Mr. Yann Mahieu, Director Key Account Solutions, Johnson Controls, started his presentation on the multiplier effect of BACs in non-residential buildings explaining how EU has now the opportunity, through the review of its policies, to lead the way to Buildings 4.0, accelerating the adoption of IoT and energy management smart functions through the extension of BACs to smaller non-residential buildings. He continued his dissertation on the importance of Controls Loop Commissioning, improving space comfort and boosting savings, then going through BAC equipment energy optimizations, showing examples of lighting and shade management, as well as predictive start stop related to environmental and occupancy conditions. Most advanced building automation controls and systems are also offering smart control functions, supporting the optimized local usage of renewables and the storage of energy. Concluding, he revealed some data concerning the energy savings that can be achieved in a standard office building thanks to BACs: +5% Equipment organization, +7% Controls Loop Commissioning, +6% Life Cycle Management, +4% Building optimization, +2% Energy Awareness, with all of these that can be multiplied through new technologies and IoT equipment extension.

Last but not least, Ms. Constanze Picking, Director Government Relations Honeywell EMEA, walked the attendants through a residential example of the multipliereffect of BACs, underlining how the ongoing EPBD review offers a unique opportunity to trigger substantial benefits for tenants and owner of residential buildings. This should happen through some essential actions: improvement of the efficiency of the installed base, creation of energy awareness at end user level, acceleration of old heating replacement and more connectivity, leading to an added value for the end user. Ms. Picking reported that 70 million homes in Europe are still equipped with manual radiator valves. An upgrade with basic technology would bring EU annual savings of 160 TWh, save 29 million tons of CO2 and cut European citizens’ bills by nearly €12 billion. The payback period is estimated in 2 years, with a 700% of returns from the investments.After having shown figures clearly reflecting how the benefits and savings of other technical building systems can be multiplied thanks to BACs (i.e. +8/12% hydraulic balancing), she concluded stressing the importance of creating energy awareness at end user level through best practices (i.e. German labelling) and encouraging the use of smart thermostats link to smart devices.
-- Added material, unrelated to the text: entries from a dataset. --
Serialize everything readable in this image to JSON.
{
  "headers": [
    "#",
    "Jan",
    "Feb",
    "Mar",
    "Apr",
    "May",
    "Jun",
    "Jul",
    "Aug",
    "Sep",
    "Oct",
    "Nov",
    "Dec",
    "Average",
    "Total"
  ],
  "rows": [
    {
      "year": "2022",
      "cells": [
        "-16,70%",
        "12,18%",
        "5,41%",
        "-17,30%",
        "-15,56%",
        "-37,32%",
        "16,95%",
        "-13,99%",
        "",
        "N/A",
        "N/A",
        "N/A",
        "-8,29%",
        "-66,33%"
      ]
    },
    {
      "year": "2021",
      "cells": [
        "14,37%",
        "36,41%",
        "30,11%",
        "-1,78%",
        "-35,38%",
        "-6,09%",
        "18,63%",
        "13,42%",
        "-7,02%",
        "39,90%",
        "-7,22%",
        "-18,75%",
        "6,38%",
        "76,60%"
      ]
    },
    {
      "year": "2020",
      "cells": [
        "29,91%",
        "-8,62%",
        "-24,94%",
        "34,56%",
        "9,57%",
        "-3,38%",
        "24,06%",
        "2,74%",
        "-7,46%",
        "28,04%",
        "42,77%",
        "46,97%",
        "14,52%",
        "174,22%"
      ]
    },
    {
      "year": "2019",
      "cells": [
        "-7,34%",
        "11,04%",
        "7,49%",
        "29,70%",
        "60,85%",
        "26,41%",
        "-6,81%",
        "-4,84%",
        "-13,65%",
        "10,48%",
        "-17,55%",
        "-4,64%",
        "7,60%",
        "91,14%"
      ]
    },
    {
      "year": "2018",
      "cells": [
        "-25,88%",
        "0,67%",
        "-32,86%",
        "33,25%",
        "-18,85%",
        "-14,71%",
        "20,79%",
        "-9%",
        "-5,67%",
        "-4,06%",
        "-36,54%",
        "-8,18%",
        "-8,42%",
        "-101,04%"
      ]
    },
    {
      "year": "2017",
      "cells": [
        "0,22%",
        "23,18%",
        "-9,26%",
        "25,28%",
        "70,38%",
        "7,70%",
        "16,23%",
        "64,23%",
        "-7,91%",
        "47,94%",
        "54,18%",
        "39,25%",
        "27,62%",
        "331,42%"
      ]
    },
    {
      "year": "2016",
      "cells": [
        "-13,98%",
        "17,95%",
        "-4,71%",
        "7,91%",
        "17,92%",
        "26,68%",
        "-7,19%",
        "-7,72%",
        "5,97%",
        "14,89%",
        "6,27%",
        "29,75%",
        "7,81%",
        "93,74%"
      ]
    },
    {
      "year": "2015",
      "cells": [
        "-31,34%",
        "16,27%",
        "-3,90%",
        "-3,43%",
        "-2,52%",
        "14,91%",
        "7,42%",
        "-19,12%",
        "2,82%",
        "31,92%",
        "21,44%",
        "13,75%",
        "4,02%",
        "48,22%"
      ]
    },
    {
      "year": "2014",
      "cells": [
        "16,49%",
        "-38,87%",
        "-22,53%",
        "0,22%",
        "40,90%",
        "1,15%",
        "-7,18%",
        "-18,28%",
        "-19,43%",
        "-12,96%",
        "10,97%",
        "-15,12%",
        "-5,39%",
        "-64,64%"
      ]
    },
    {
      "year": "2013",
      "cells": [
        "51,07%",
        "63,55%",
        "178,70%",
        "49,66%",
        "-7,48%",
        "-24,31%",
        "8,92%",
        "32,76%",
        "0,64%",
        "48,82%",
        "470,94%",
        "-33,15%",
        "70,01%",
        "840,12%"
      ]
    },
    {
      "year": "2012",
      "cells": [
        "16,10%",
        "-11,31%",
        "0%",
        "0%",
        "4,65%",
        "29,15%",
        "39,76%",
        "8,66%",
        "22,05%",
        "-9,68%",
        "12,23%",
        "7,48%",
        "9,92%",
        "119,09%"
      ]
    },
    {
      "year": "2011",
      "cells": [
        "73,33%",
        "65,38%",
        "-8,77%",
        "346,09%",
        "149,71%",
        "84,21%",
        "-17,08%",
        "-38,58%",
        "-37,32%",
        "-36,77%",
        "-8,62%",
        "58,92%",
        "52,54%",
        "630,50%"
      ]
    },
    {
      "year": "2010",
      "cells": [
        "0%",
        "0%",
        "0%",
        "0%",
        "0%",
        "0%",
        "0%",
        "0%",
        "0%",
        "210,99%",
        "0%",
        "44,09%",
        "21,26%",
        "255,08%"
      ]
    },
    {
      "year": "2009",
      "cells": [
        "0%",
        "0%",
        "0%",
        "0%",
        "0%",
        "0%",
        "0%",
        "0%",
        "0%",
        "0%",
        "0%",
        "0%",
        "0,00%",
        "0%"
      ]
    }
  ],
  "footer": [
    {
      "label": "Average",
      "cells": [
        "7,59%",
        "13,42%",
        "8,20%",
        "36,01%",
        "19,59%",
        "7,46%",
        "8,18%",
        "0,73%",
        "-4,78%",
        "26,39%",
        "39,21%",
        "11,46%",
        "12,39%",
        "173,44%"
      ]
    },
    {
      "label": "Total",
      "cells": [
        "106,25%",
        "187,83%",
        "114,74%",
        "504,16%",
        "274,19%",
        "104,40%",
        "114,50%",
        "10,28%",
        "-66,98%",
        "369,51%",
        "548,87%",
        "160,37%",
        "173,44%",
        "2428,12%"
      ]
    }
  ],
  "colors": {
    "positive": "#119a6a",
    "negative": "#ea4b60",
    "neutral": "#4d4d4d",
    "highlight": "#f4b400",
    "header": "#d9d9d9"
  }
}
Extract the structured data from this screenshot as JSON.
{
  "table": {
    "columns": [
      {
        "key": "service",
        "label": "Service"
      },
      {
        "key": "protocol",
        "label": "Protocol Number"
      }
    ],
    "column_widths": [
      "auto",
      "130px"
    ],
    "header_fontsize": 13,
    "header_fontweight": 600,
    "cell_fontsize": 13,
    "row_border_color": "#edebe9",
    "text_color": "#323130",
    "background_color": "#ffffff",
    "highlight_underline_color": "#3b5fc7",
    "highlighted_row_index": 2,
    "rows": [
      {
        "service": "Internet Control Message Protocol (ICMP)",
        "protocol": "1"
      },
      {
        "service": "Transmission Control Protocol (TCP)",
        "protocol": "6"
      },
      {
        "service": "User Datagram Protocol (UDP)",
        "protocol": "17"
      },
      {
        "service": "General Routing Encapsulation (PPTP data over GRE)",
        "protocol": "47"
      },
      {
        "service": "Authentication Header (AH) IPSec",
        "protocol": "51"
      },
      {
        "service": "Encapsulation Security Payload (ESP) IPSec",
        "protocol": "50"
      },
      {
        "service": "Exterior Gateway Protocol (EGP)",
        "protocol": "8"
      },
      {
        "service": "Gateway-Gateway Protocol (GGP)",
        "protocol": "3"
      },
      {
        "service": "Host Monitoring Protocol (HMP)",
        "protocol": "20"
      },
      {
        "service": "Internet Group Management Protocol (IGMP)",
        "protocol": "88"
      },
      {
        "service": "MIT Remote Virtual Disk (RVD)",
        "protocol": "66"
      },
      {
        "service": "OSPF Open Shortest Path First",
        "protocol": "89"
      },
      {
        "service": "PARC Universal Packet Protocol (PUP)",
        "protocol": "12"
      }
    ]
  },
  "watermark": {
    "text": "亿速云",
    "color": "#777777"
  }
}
Dr. Peter Hug concluded the event thanking attendees for their presence and participation, with the hope to see soon a new legislation able to remove the market barriers preventing the realization of BACs potentials and, doing so, driving manufacturers’ investments into R&D and innovation, empowering consumers, enhance their health, boost their savings, alleviate energy poverty, reducing gas imports and greenhouse gas emissions.